Według danych nowozelandzkiego stowarzyszenia mleczarskiego (DCANZ) produkcja spadła o 833 tys. ton, czyli o 3,8 proc. w porównaniu z 2021 r. do 21,05 mln ton.

 

Mniej suchej masy mlecznej niż w 2021 r.

Niespełna 1,85 mln ton suchej masy otrzymanej z suchej masy tłuszczowej i białka to o 3,5 proc. mniej niż w 2021 r. Z wyjątkiem stosunkowo ubogiego w mleko zimowego miesiąca czerwca w Nowej Zelandii, we wszystkich pozostałych miesiącach dostępnych było mniej surowca do przetworzenia.

Dotyczyło to w szczególności głównego sezonowego czasu dostaw. Według analityków, oprócz mniejszej liczby krów mlecznych, często zbyt wilgotna pogoda na Wyspie Północnej doprowadziła do spadku produkcji. Jednak ze strony hodowców bydła mlecznego, jako przyczynę spadku produkcji podaje się również surowsze przepisy dotyczące produkcji i ochrony środowiska.

Rekordu nie będzie

Rekord 1,91 mln ton w 2021 roku został osiągnięty dla składników mleka. Warunki klimatyczne w 2022 roku już na to nie pozwalały. Jednak w Nowej Zelandii nacisk kładziony jest nie na rok kalendarzowy, ale na sezon mleczny trwający od czerwca do maja. Tutaj można zauważyć, że w pierwszych siedmiu miesiącach 2022/2023 produkcja mleka spadła o 2,6 proc., a produkcja składników mlecznych o 2,1 proc. w porównaniu z analogicznym okresem poprzedniego sezonu. Jednak różnica w stosunku do poprzedniego sezonu zmniejszyła się pod koniec roku.
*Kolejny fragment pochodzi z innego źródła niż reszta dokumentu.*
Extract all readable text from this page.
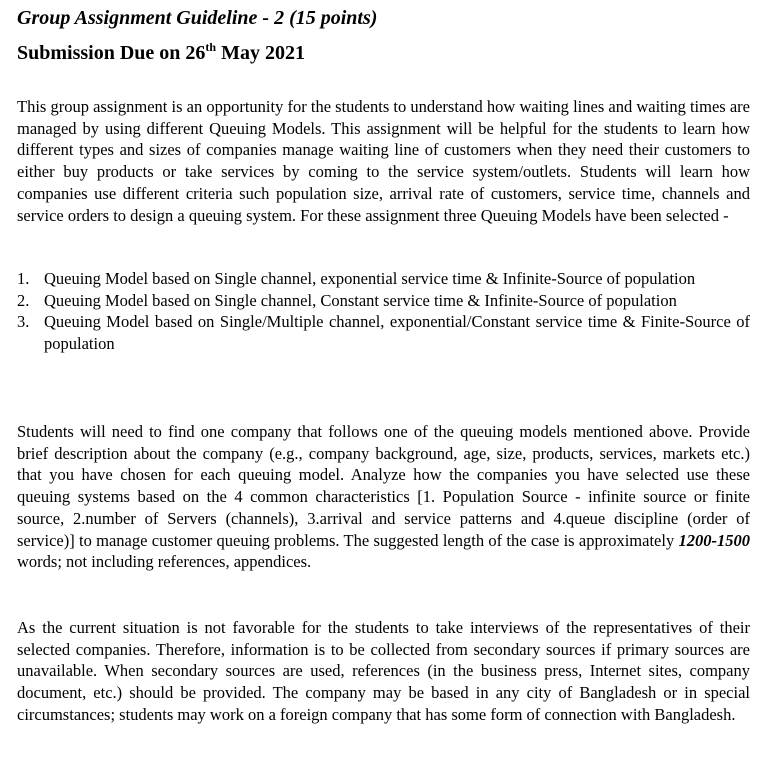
Group Assignment Guideline - 2 (15 points)
Submission Due on 26th May 2021

This group assignment is an opportunity for the students to understand how waiting lines and waiting times are managed by using different Queuing Models. This assignment will be helpful for the students to learn how different types and sizes of companies manage waiting line of customers when they need their customers to either buy products or take services by coming to the service system/outlets. Students will learn how companies use different criteria such population size, arrival rate of customers, service time, channels and service orders to design a queuing system. For these assignment three Queuing Models have been selected -

1. Queuing Model based on Single channel, exponential service time & Infinite-Source of population
2. Queuing Model based on Single channel, Constant service time & Infinite-Source of population
3. Queuing Model based on Single/Multiple channel, exponential/Constant service time & Finite-Source of population

Students will need to find one company that follows one of the queuing models mentioned above. Provide brief description about the company (e.g., company background, age, size, products, services, markets etc.) that you have chosen for each queuing model. Analyze how the companies you have selected use these queuing systems based on the 4 common characteristics [1. Population Source - infinite source or finite source, 2.number of Servers (channels), 3.arrival and service patterns and 4.queue discipline (order of service)] to manage customer queuing problems. The suggested length of the case is approximately 1200-1500 words; not including references, appendices.

As the current situation is not favorable for the students to take interviews of the representatives of their selected companies. Therefore, information is to be collected from secondary sources if primary sources are unavailable. When secondary sources are used, references (in the business press, Internet sites, company document, etc.) should be provided. The company may be based in any city of Bangladesh or in special circumstances; students may work on a foreign company that has some form of connection with Bangladesh.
W grudniu ilość mleka była tylko o 0,6 proc. mniejsza niż w tym samym miesiącu ubiegłego roku, a ilość suchej masy mleka wzrosła nawet o 0,6 proc. W listopadzie wiodąca nowozelandzka mleczarnia Fonterra stwierdziła w prognozie na cały sezon 2022/2023, że będzie w stanie przetworzyć 1,48 mln ton suchej masy mlecznej, czyli mniej więcej tyle surowca, co w poprzednim sezonie.